Margaret Haughton v. Megan Brennan

Margaret Haughton v. Megan Brennan
U.S. Court of Appeals for the Ninth Circuit · Decided August 16, 2017 · Schroeder, Tashima, Smith
695 F. App'x 321

Margaret Haughton v. Megan Brennan

Opinion

MEMORANDUM **

Margaret Ann Haughton appeals pro se from the district court’s summary judgment in her Title VII action alleging a retaliation claim. We have jurisdiction under 28 U.S.C. § 1291. We review de novo. Vasquez v. County of Los Angeles, 349 F.3d 634, 639 (9th Cir. 2004). We affirm.

The district court properly granted summary judgment on Haughton’s retaliatory hostile work environment claim because Haughton failed to raise a genuine dispute of material fact as to whether she was subjected to conduct that was severe or pervasive enough to alter the conditions of her employment.

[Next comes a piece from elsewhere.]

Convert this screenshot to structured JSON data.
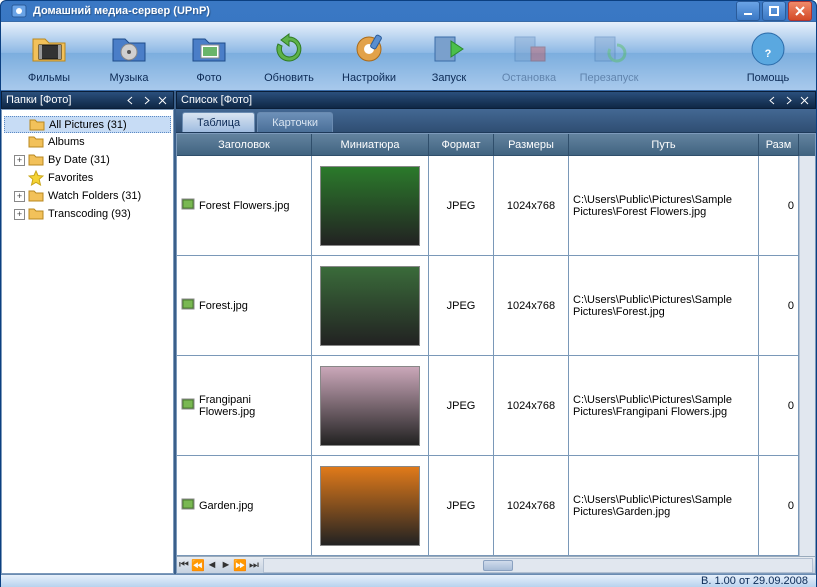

See Ray v. Henderson, 217 F.3d 1234, 1240, 1245 (9th Cir. 2000) (“To determine whether an environment is sufficiently hostile, we look to the totality of the circumstances, including the frequency of the discriminatory conduct; its severity; whether it is physically threatening or humiliating, or a mere offensive utterance; and whether it unreasonably interferes with an employee’s work performance.” (citation and internal quotation marks omitted)).

AFFIRMED.

**

This disposition is not appropriate for publication and is not precedent except as provided by Ninth Circuit Rule 36-3.